Except it’s no longer science fiction. It’s our barely distant present.
“[W]e estimate that only one percent of things that could have an IP address do have an IP address today, so we like to say that ninety-nine percent of the world is still asleep,” Padmasree Warrior, Cisco’s Chief Technology and Strategy Officer,told the Silicon Valley Summit in December. “It’s up to our imaginations to figure out what will happen when the ninety-nine percent wakes up.”
Yes, imagine it. Welcome to a world where everything you do is collected, stored, analyzed, and, more often than not, packaged and sold to strangers — including government agencies.
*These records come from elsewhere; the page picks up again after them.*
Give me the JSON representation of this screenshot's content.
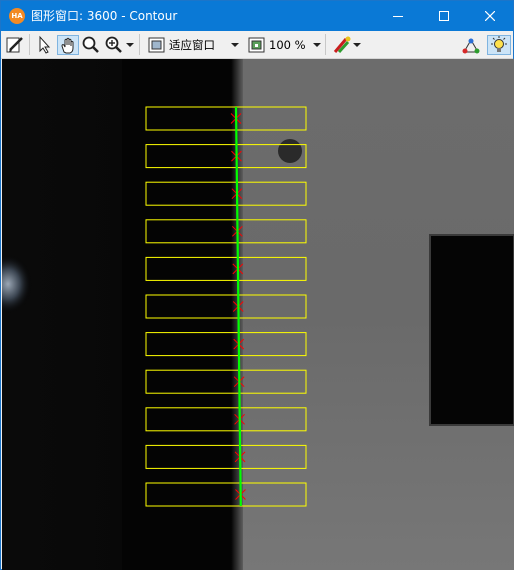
{
  "window": {
    "title": "图形窗口: 3600 - Contour",
    "app_icon_text": "HA"
  },
  "toolbar": {
    "fit_window_label": "适应窗口",
    "zoom_label": "100 %"
  },
  "icons": {
    "edit": "edit-pencil-icon",
    "pointer": "pointer-icon",
    "pan": "hand-pan-icon",
    "magnify": "magnify-icon",
    "zoom": "zoom-in-icon",
    "fit_window": "fit-window-icon",
    "zoom_image": "zoom-image-icon",
    "color_paint": "color-paint-icon",
    "pixel_info": "pixel-info-icon",
    "visualize": "lightbulb-icon"
  },
  "colors": {
    "titlebar": "#0a79d6",
    "roi_rectangle": "#ffff00",
    "edge_line": "#00ff00",
    "edge_marker": "#ff0000"
  },
  "measure_rois_count": 11
}
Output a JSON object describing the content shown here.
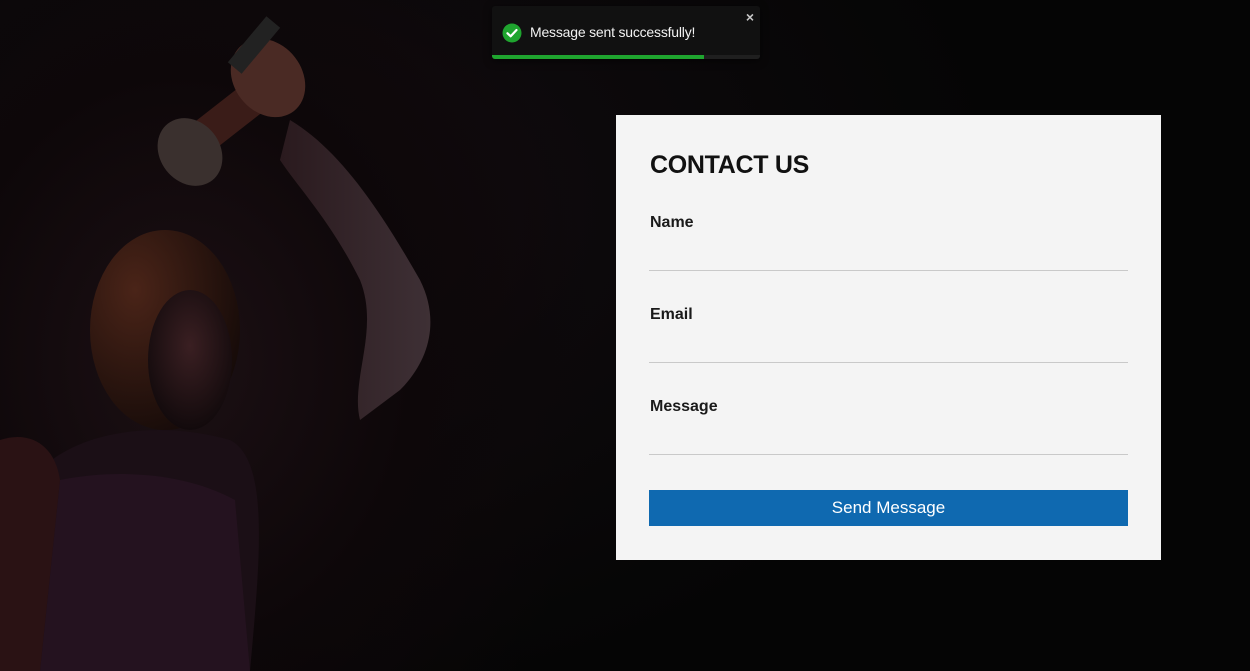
{
  "toast": {
    "message": "Message sent successfully!",
    "close_symbol": "×",
    "icon": "check-circle-icon",
    "progress_fraction": 0.79,
    "success_color": "#1fa52f"
  },
  "contact": {
    "title": "CONTACT US",
    "fields": {
      "name": {
        "label": "Name",
        "value": "",
        "placeholder": ""
      },
      "email": {
        "label": "Email",
        "value": "",
        "placeholder": ""
      },
      "message": {
        "label": "Message",
        "value": "",
        "placeholder": ""
      }
    },
    "submit_label": "Send Message",
    "accent_color": "#0f69b0"
  },
  "hero": {
    "image": "woman-lifting-dumbbell-photo"
  }
}
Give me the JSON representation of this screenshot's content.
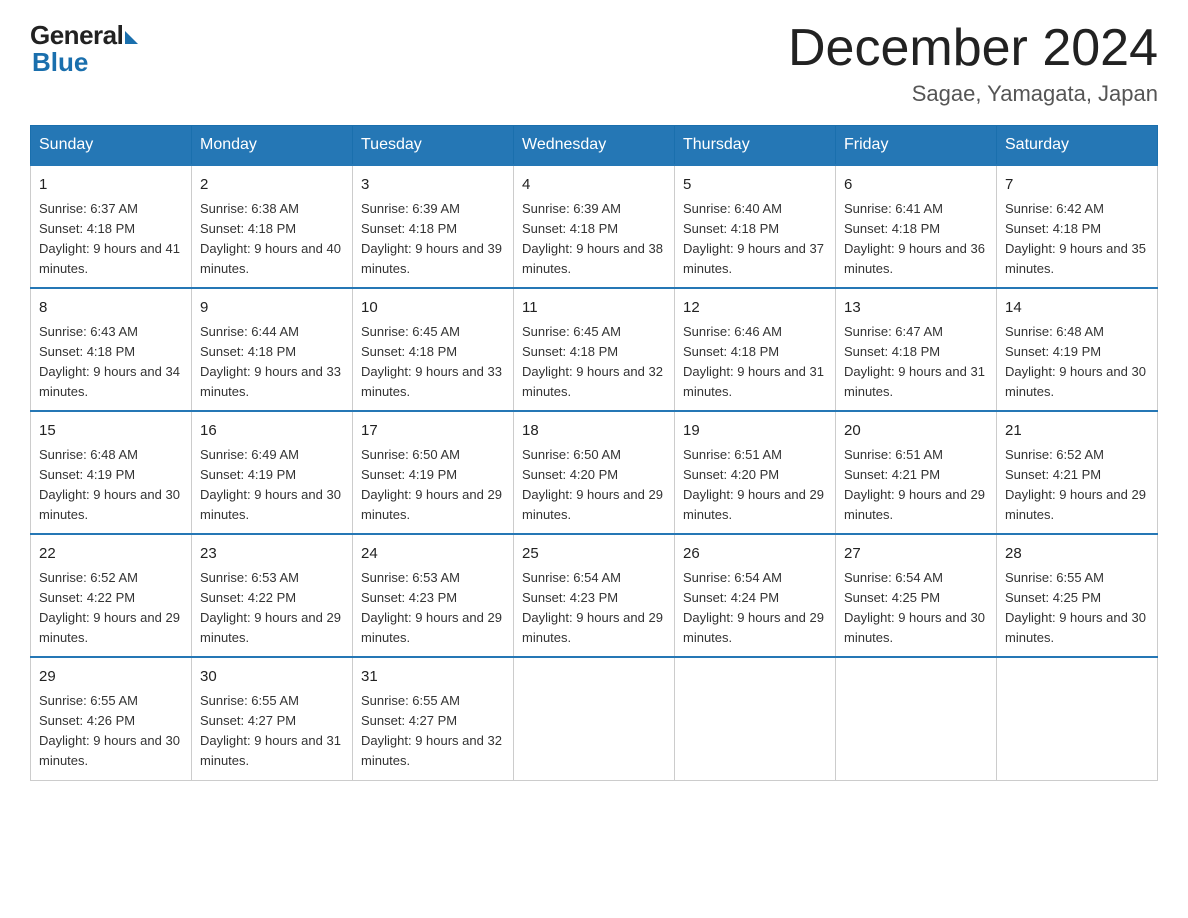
{
  "header": {
    "logo_general": "General",
    "logo_blue": "Blue",
    "month_title": "December 2024",
    "location": "Sagae, Yamagata, Japan"
  },
  "days_of_week": [
    "Sunday",
    "Monday",
    "Tuesday",
    "Wednesday",
    "Thursday",
    "Friday",
    "Saturday"
  ],
  "weeks": [
    [
      {
        "day": "1",
        "sunrise": "6:37 AM",
        "sunset": "4:18 PM",
        "daylight": "9 hours and 41 minutes."
      },
      {
        "day": "2",
        "sunrise": "6:38 AM",
        "sunset": "4:18 PM",
        "daylight": "9 hours and 40 minutes."
      },
      {
        "day": "3",
        "sunrise": "6:39 AM",
        "sunset": "4:18 PM",
        "daylight": "9 hours and 39 minutes."
      },
      {
        "day": "4",
        "sunrise": "6:39 AM",
        "sunset": "4:18 PM",
        "daylight": "9 hours and 38 minutes."
      },
      {
        "day": "5",
        "sunrise": "6:40 AM",
        "sunset": "4:18 PM",
        "daylight": "9 hours and 37 minutes."
      },
      {
        "day": "6",
        "sunrise": "6:41 AM",
        "sunset": "4:18 PM",
        "daylight": "9 hours and 36 minutes."
      },
      {
        "day": "7",
        "sunrise": "6:42 AM",
        "sunset": "4:18 PM",
        "daylight": "9 hours and 35 minutes."
      }
    ],
    [
      {
        "day": "8",
        "sunrise": "6:43 AM",
        "sunset": "4:18 PM",
        "daylight": "9 hours and 34 minutes."
      },
      {
        "day": "9",
        "sunrise": "6:44 AM",
        "sunset": "4:18 PM",
        "daylight": "9 hours and 33 minutes."
      },
      {
        "day": "10",
        "sunrise": "6:45 AM",
        "sunset": "4:18 PM",
        "daylight": "9 hours and 33 minutes."
      },
      {
        "day": "11",
        "sunrise": "6:45 AM",
        "sunset": "4:18 PM",
        "daylight": "9 hours and 32 minutes."
      },
      {
        "day": "12",
        "sunrise": "6:46 AM",
        "sunset": "4:18 PM",
        "daylight": "9 hours and 31 minutes."
      },
      {
        "day": "13",
        "sunrise": "6:47 AM",
        "sunset": "4:18 PM",
        "daylight": "9 hours and 31 minutes."
      },
      {
        "day": "14",
        "sunrise": "6:48 AM",
        "sunset": "4:19 PM",
        "daylight": "9 hours and 30 minutes."
      }
    ],
    [
      {
        "day": "15",
        "sunrise": "6:48 AM",
        "sunset": "4:19 PM",
        "daylight": "9 hours and 30 minutes."
      },
      {
        "day": "16",
        "sunrise": "6:49 AM",
        "sunset": "4:19 PM",
        "daylight": "9 hours and 30 minutes."
      },
      {
        "day": "17",
        "sunrise": "6:50 AM",
        "sunset": "4:19 PM",
        "daylight": "9 hours and 29 minutes."
      },
      {
        "day": "18",
        "sunrise": "6:50 AM",
        "sunset": "4:20 PM",
        "daylight": "9 hours and 29 minutes."
      },
      {
        "day": "19",
        "sunrise": "6:51 AM",
        "sunset": "4:20 PM",
        "daylight": "9 hours and 29 minutes."
      },
      {
        "day": "20",
        "sunrise": "6:51 AM",
        "sunset": "4:21 PM",
        "daylight": "9 hours and 29 minutes."
      },
      {
        "day": "21",
        "sunrise": "6:52 AM",
        "sunset": "4:21 PM",
        "daylight": "9 hours and 29 minutes."
      }
    ],
    [
      {
        "day": "22",
        "sunrise": "6:52 AM",
        "sunset": "4:22 PM",
        "daylight": "9 hours and 29 minutes."
      },
      {
        "day": "23",
        "sunrise": "6:53 AM",
        "sunset": "4:22 PM",
        "daylight": "9 hours and 29 minutes."
      },
      {
        "day": "24",
        "sunrise": "6:53 AM",
        "sunset": "4:23 PM",
        "daylight": "9 hours and 29 minutes."
      },
      {
        "day": "25",
        "sunrise": "6:54 AM",
        "sunset": "4:23 PM",
        "daylight": "9 hours and 29 minutes."
      },
      {
        "day": "26",
        "sunrise": "6:54 AM",
        "sunset": "4:24 PM",
        "daylight": "9 hours and 29 minutes."
      },
      {
        "day": "27",
        "sunrise": "6:54 AM",
        "sunset": "4:25 PM",
        "daylight": "9 hours and 30 minutes."
      },
      {
        "day": "28",
        "sunrise": "6:55 AM",
        "sunset": "4:25 PM",
        "daylight": "9 hours and 30 minutes."
      }
    ],
    [
      {
        "day": "29",
        "sunrise": "6:55 AM",
        "sunset": "4:26 PM",
        "daylight": "9 hours and 30 minutes."
      },
      {
        "day": "30",
        "sunrise": "6:55 AM",
        "sunset": "4:27 PM",
        "daylight": "9 hours and 31 minutes."
      },
      {
        "day": "31",
        "sunrise": "6:55 AM",
        "sunset": "4:27 PM",
        "daylight": "9 hours and 32 minutes."
      },
      null,
      null,
      null,
      null
    ]
  ]
}
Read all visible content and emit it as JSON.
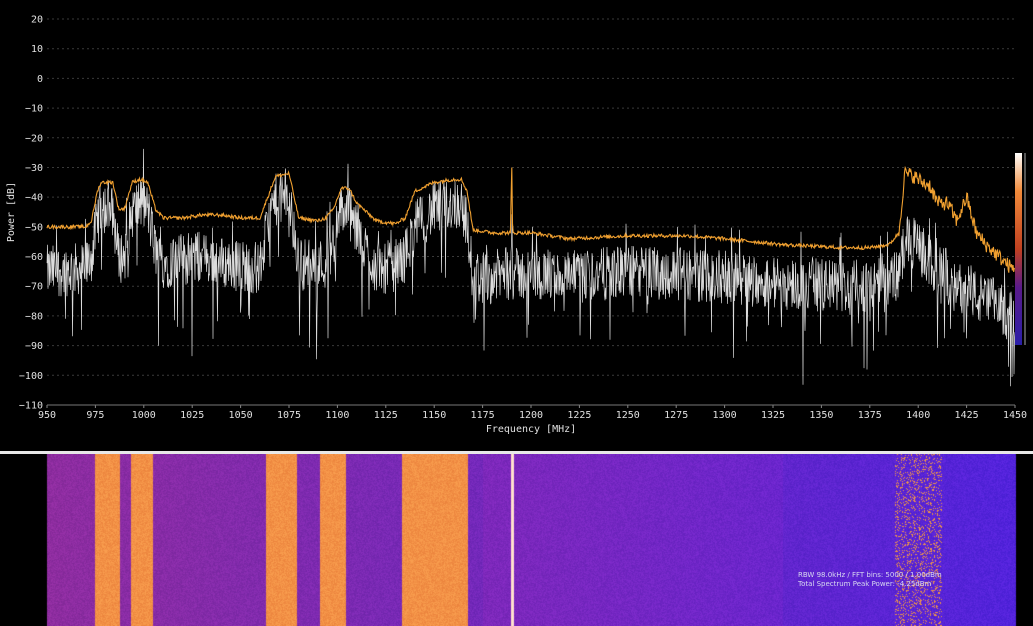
{
  "chart_data": [
    {
      "type": "line",
      "title": "",
      "xlabel": "Frequency [MHz]",
      "ylabel": "Power [dB]",
      "xlim": [
        950,
        1450
      ],
      "ylim": [
        -110,
        20
      ],
      "grid": true,
      "x_ticks": [
        "950",
        "975",
        "1000",
        "1025",
        "1050",
        "1075",
        "1100",
        "1125",
        "1150",
        "1175",
        "1200",
        "1225",
        "1250",
        "1275",
        "1300",
        "1325",
        "1350",
        "1375",
        "1400",
        "1425",
        "1450"
      ],
      "y_ticks": [
        "20",
        "10",
        "0",
        "−10",
        "−20",
        "−30",
        "−40",
        "−50",
        "−60",
        "−70",
        "−80",
        "−90",
        "−100",
        "−110"
      ],
      "series": [
        {
          "role": "max-hold",
          "color": "#f0a030",
          "x": [
            950,
            970,
            973,
            976,
            978,
            984,
            987,
            990,
            994,
            998,
            1002,
            1006,
            1010,
            1020,
            1030,
            1040,
            1050,
            1060,
            1064,
            1068,
            1075,
            1077,
            1080,
            1090,
            1094,
            1098,
            1102,
            1106,
            1110,
            1120,
            1130,
            1135,
            1140,
            1150,
            1160,
            1164,
            1167,
            1170,
            1180,
            1189.5,
            1190,
            1190.5,
            1200,
            1220,
            1250,
            1280,
            1300,
            1330,
            1360,
            1375,
            1385,
            1390,
            1393,
            1398,
            1402,
            1406,
            1410,
            1415,
            1420,
            1425,
            1430,
            1435,
            1440,
            1445,
            1450
          ],
          "y": [
            -50,
            -50,
            -48,
            -38,
            -35,
            -35,
            -44,
            -44,
            -35,
            -34,
            -35,
            -44,
            -47,
            -47,
            -46,
            -46,
            -47,
            -47,
            -40,
            -33,
            -32,
            -38,
            -47,
            -48,
            -47,
            -44,
            -37,
            -37,
            -42,
            -48,
            -49,
            -47,
            -38,
            -35,
            -34,
            -34,
            -38,
            -51,
            -52,
            -52,
            -26,
            -52,
            -52,
            -54,
            -53,
            -53,
            -54,
            -56,
            -57,
            -57,
            -56,
            -52,
            -32,
            -33,
            -35,
            -36,
            -42,
            -42,
            -48,
            -40,
            -52,
            -56,
            -59,
            -62,
            -65
          ]
        },
        {
          "role": "live",
          "color": "#e8e8e8",
          "x": [
            950,
            970,
            973,
            976,
            978,
            984,
            987,
            990,
            994,
            998,
            1002,
            1006,
            1010,
            1020,
            1030,
            1040,
            1050,
            1060,
            1064,
            1068,
            1075,
            1077,
            1080,
            1090,
            1094,
            1098,
            1102,
            1106,
            1110,
            1120,
            1130,
            1135,
            1140,
            1150,
            1160,
            1164,
            1167,
            1170,
            1180,
            1189.5,
            1190,
            1190.5,
            1200,
            1220,
            1250,
            1280,
            1300,
            1330,
            1360,
            1375,
            1385,
            1390,
            1393,
            1398,
            1402,
            1406,
            1410,
            1415,
            1420,
            1425,
            1430,
            1435,
            1440,
            1445,
            1450
          ],
          "y": [
            -65,
            -64,
            -60,
            -48,
            -43,
            -45,
            -60,
            -60,
            -45,
            -42,
            -44,
            -58,
            -62,
            -61,
            -60,
            -62,
            -63,
            -64,
            -50,
            -41,
            -40,
            -50,
            -62,
            -63,
            -62,
            -55,
            -44,
            -45,
            -52,
            -64,
            -63,
            -60,
            -50,
            -44,
            -42,
            -42,
            -50,
            -67,
            -67,
            -65,
            -45,
            -66,
            -66,
            -67,
            -65,
            -66,
            -67,
            -69,
            -70,
            -70,
            -68,
            -66,
            -55,
            -56,
            -58,
            -62,
            -65,
            -66,
            -73,
            -68,
            -74,
            -75,
            -76,
            -79,
            -80
          ]
        }
      ]
    },
    {
      "type": "heatmap",
      "role": "waterfall",
      "xlim": [
        950,
        1450
      ],
      "x_bands_mhz": [
        [
          974.5,
          987.5
        ],
        [
          993,
          1004.5
        ],
        [
          1063,
          1079
        ],
        [
          1091,
          1104
        ],
        [
          1133,
          1167
        ]
      ],
      "x_narrow_mhz": [
        1190
      ],
      "x_bursty_mhz": [
        1388,
        1412
      ]
    }
  ],
  "waterfall": {
    "info_line1": "RBW 98.0kHz / FFT bins: 5000 / 1.00dBm",
    "info_line2": "Total Spectrum Peak Power: -4.25dBm"
  },
  "colors": {
    "background": "#000000",
    "grid": "#3a3a3a",
    "axis_text": "#e0e0e0",
    "max_hold": "#f0a030",
    "live_trace": "#e8e8e8",
    "waterfall_floor": "#2a1fa8",
    "waterfall_mid": "#6a2a98",
    "waterfall_hot": "#f08a3a",
    "separator": "#e8e8e8"
  }
}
Physical sensors connected to the Internet are increasingly everywhere, ready to detect a unique identifier associated with you, usually one generated by your smartphone, then log what you do and leverage the data you generate for insight into your life. For instance, Apple introduced iBeacon last year. It’s a service based on transmitters that employ Bluetooth technology to track where Apple users are in stores and restaurants. (The company conveniently turned onBluetooth by default via a software update it delivered to Apple iPhone owners.) Apps that use iBeacon harvest a user’s data, including his or her location, and sometimes can even turn on a device’s microphone to listen in on what’s going on.